Se nas administrações de João Capiberibe e Waldez a história não foi bem assim, na administração do governador Camilo Capiberibe a situação é esta. A prova foi a passagem relâmpago do delegado de polícia Sávio Pinto no cargo de subsecretário. Ele não passou uma semana. Após apresentar um relatório com os gargalos da secretaria e as pessoas que contribuíam diretamente para a corrupção, sua permanência no cargo ficou insustentável e não deu outra. Numa tentativa velada de lhe quebrar a crista, o governador ignorou o relatório e negou as exigências de Sávio, que nada mais tinha do que carta branca para moralizar a saúde, que no Amapá é caso pra ele, que é polícia.

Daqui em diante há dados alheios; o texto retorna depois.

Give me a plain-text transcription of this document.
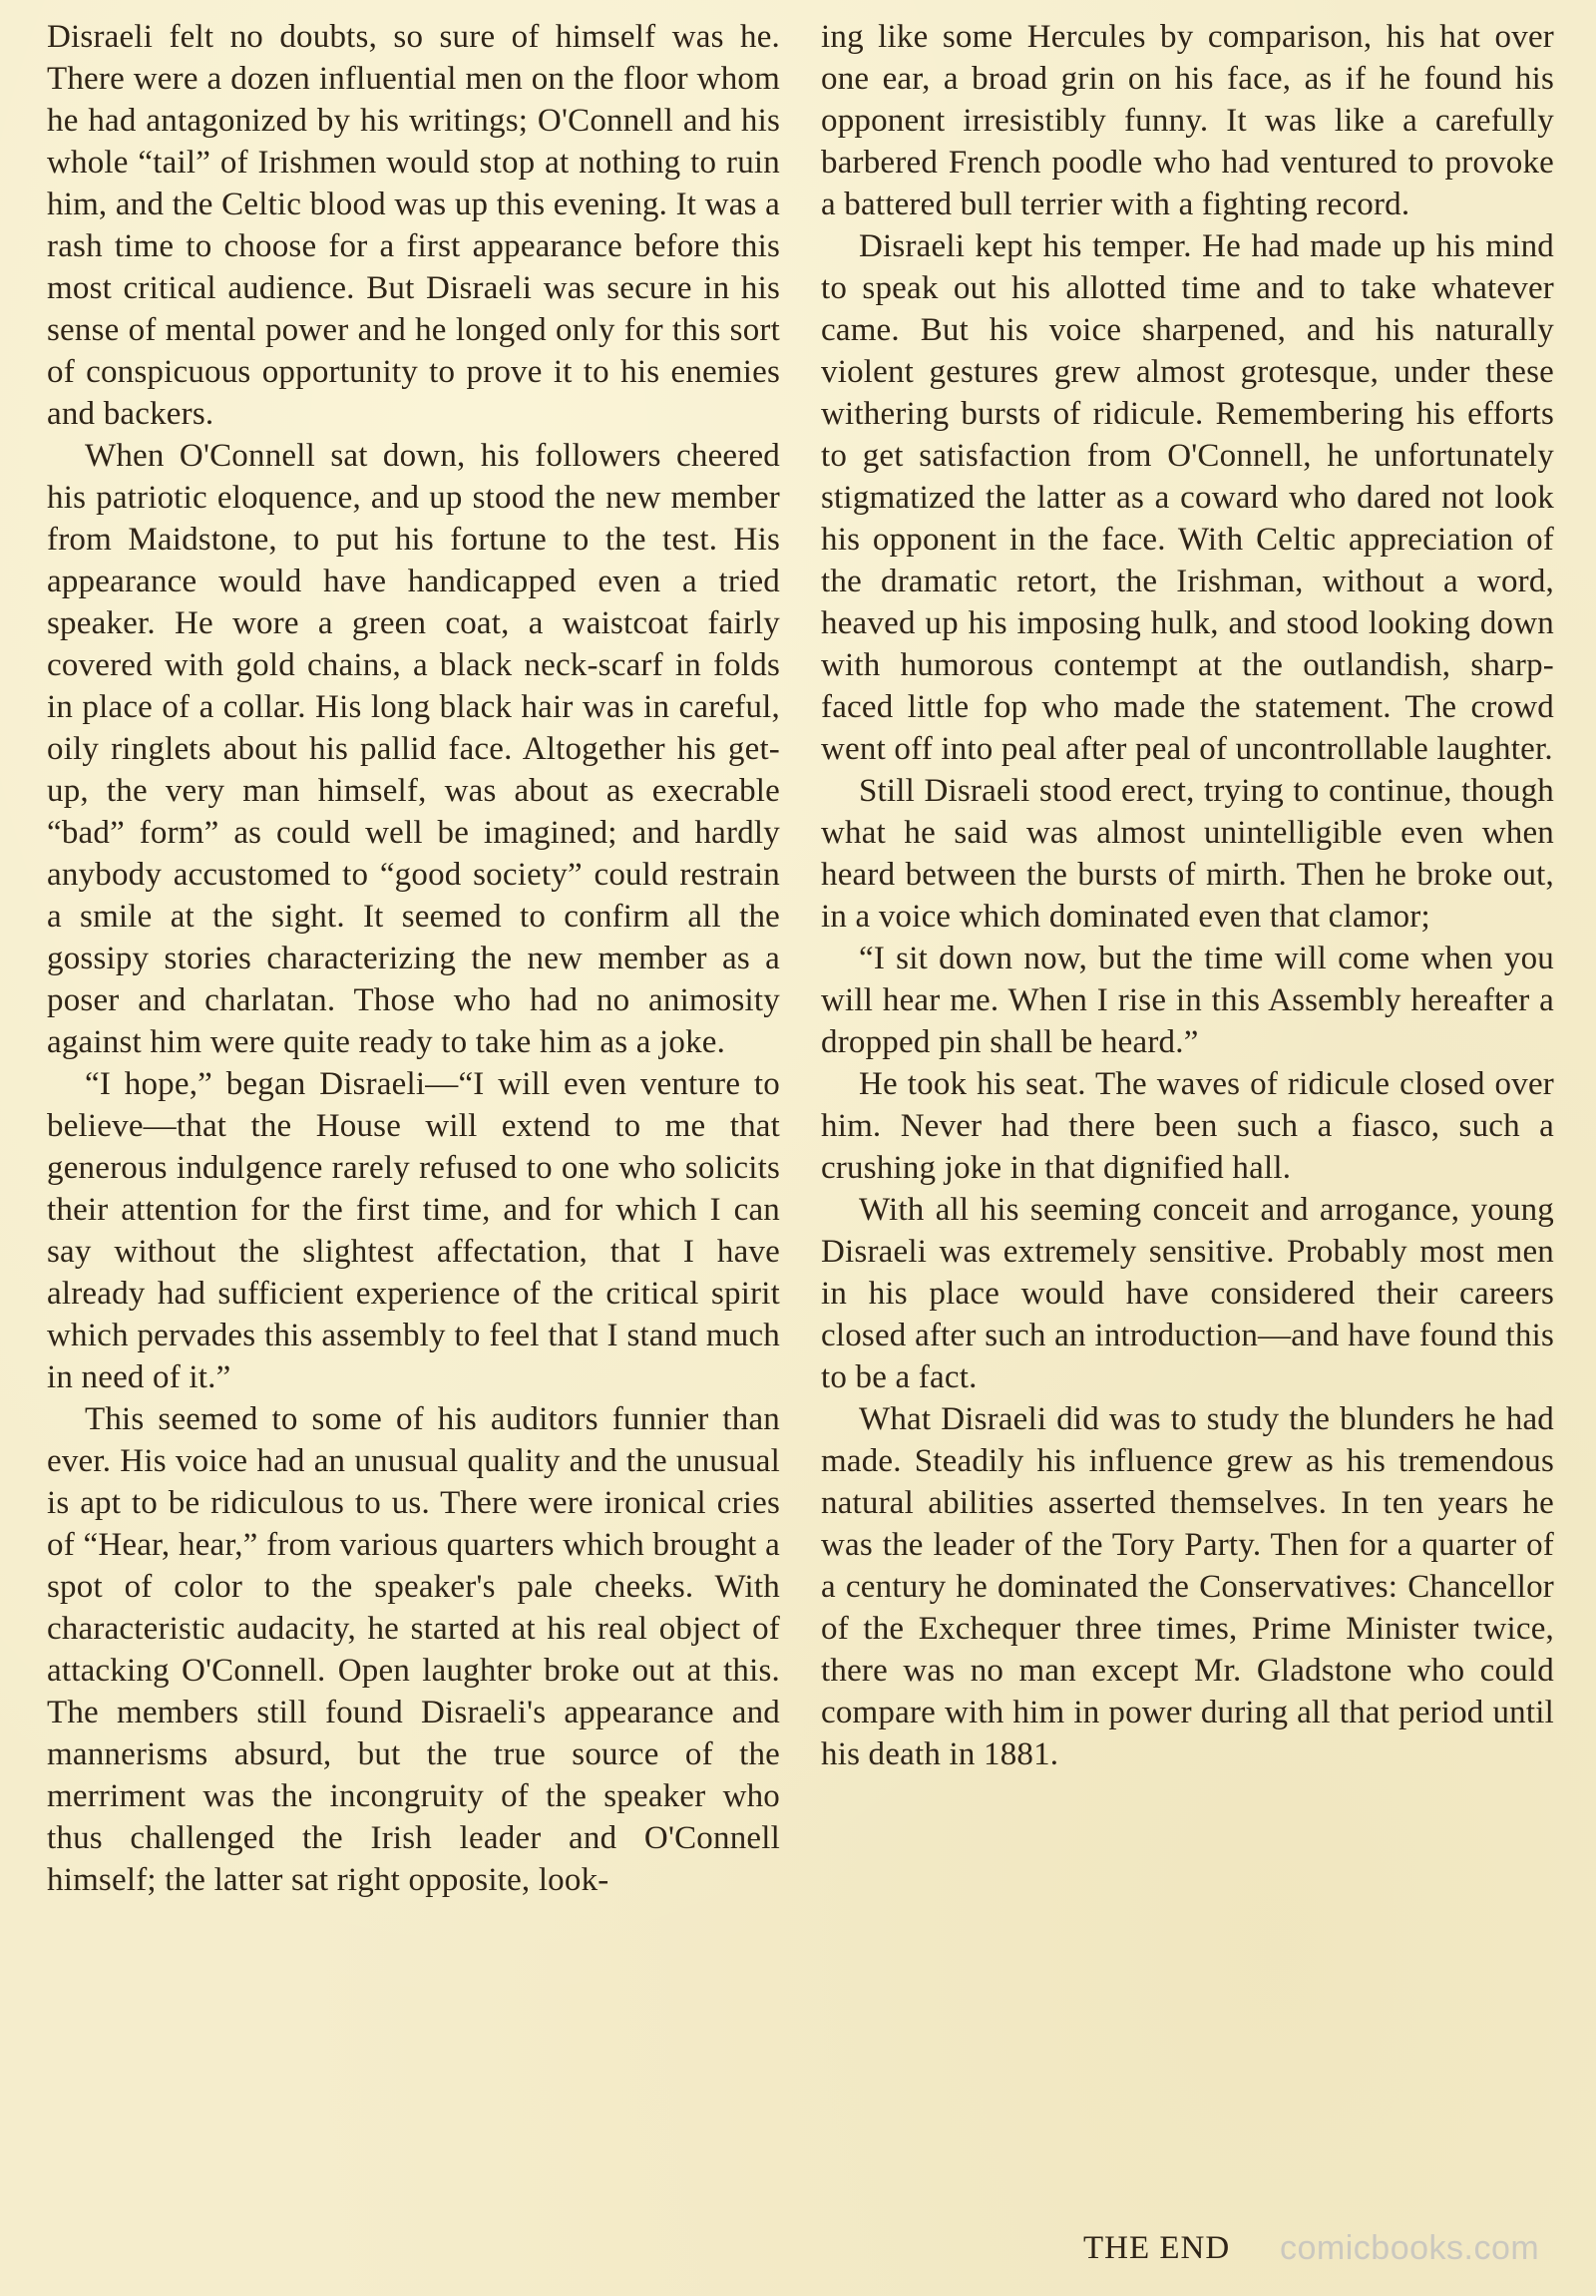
Disraeli felt no doubts, so sure of himself was he. There were a dozen influential men on the floor whom he had antagonized by his writings; O'Connell and his whole “tail” of Irishmen would stop at nothing to ruin him, and the Celtic blood was up this evening. It was a rash time to choose for a first appearance before this most critical audience. But Disraeli was secure in his sense of mental power and he longed only for this sort of conspicuous opportunity to prove it to his enemies and backers.

When O'Connell sat down, his followers cheered his patriotic eloquence, and up stood the new member from Maidstone, to put his fortune to the test. His appearance would have handicapped even a tried speaker. He wore a green coat, a waistcoat fairly covered with gold chains, a black neck-scarf in folds in place of a collar. His long black hair was in careful, oily ringlets about his pallid face. Altogether his get-up, the very man himself, was about as execrable “bad” form” as could well be imagined; and hardly anybody accustomed to “good society” could restrain a smile at the sight. It seemed to confirm all the gossipy stories characterizing the new member as a poser and charlatan. Those who had no animosity against him were quite ready to take him as a joke.

“I hope,” began Disraeli—“I will even venture to believe—that the House will extend to me that generous indulgence rarely refused to one who solicits their attention for the first time, and for which I can say without the slightest affectation, that I have already had sufficient experience of the critical spirit which pervades this assembly to feel that I stand much in need of it.”

This seemed to some of his auditors funnier than ever. His voice had an unusual quality and the unusual is apt to be ridiculous to us. There were ironical cries of “Hear, hear,” from various quarters which brought a spot of color to the speaker's pale cheeks. With characteristic audacity, he started at his real object of attacking O'Connell. Open laughter broke out at this. The members still found Disraeli's appearance and mannerisms absurd, but the true source of the merriment was the incongruity of the speaker who thus challenged the Irish leader and O'Connell himself; the latter sat right opposite, look-

ing like some Hercules by comparison, his hat over one ear, a broad grin on his face, as if he found his opponent irresistibly funny. It was like a carefully barbered French poodle who had ventured to provoke a battered bull terrier with a fighting record.

Disraeli kept his temper. He had made up his mind to speak out his allotted time and to take whatever came. But his voice sharpened, and his naturally violent gestures grew almost grotesque, under these withering bursts of ridicule. Remembering his efforts to get satisfaction from O'Connell, he unfortunately stigmatized the latter as a coward who dared not look his opponent in the face. With Celtic appreciation of the dramatic retort, the Irishman, without a word, heaved up his imposing hulk, and stood looking down with humorous contempt at the outlandish, sharp-faced little fop who made the statement. The crowd went off into peal after peal of uncontrollable laughter.

Still Disraeli stood erect, trying to continue, though what he said was almost unintelligible even when heard between the bursts of mirth. Then he broke out, in a voice which dominated even that clamor;

“I sit down now, but the time will come when you will hear me. When I rise in this Assembly hereafter a dropped pin shall be heard.”

He took his seat. The waves of ridicule closed over him. Never had there been such a fiasco, such a crushing joke in that dignified hall.

With all his seeming conceit and arrogance, young Disraeli was extremely sensitive. Probably most men in his place would have considered their careers closed after such an introduction—and have found this to be a fact.

What Disraeli did was to study the blunders he had made. Steadily his influence grew as his tremendous natural abilities asserted themselves. In ten years he was the leader of the Tory Party. Then for a quarter of a century he dominated the Conservatives: Chancellor of the Exchequer three times, Prime Minister twice, there was no man except Mr. Gladstone who could compare with him in power during all that period until his death in 1881.

THE END comicbooks.com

Há poucos dias, o povo amapaense foi mais uma vez surpreendido com nova operação da Polícia Civil, que terminou expondo mais um escândalo na Secretaria de Estado da Saúde. Como resultado, partiu-se direto ao indiciamento do ex-Secretário de Estado da Saúde, Edilson Afonso Mendes Pereira, acompanhado do então Secretário Adjunto Robério Monteiro de Souza e mais 10 servidores daquela secretaria, tudo em relação aos fortes indícios da prática criminosa de fraude em licitações, prevaricação, advocacia administrativa e outros crimes de responsabilidade e improbidade administrativa. De todos os nomeados ao chamado "primeiro escalão" da saúde, pelo Governador Camilo Capiberibe, somente o então secretário Lineu Facundes escapou do indiciamento por manter, à época, prerrogativa de foro privilegiado em relação à função pública que exerc ia. Porém, Lineu também não mandava, era uma verdadeira “rainha da Inglaterra”. Tanto, que em off Lineu confessou que, após despachar com Egídio e Alexandre, o primeiro do financeiro e o outro da CPL, ambos rumavam para o Palácio do Governo para repassar as decisões do “secretário.” A figura do “rasputim” que habitava sala no palácio, mesmo sem ter cargo à época, desfazia a ordem do gestor e dava contra ordem, a qual era obedecida com fidelidade canina.
Esse foi somente mais um capítulo da gigantesca e histórica coleção de irregularidades da gestão Capiberibe, que vem a passos largos, decretando a falência institucional da saúde pública no Estado do Amapá. A falta de leitos e medicamentos, do mais simples ao mais complexo, soma-se agora ao já conhecido "calote institucional", materializado na negativa de pagamento aos colaboradores e prestadores de serviços, resultando em sucessivas greves dos trabalhadores lotados nos hospitais do estado, assim como na interrupção do fornecimento de medicamentos, alimentação dos pacientes e seus respectivos acompanhantes e abastecimento de material médico-cirúrgico.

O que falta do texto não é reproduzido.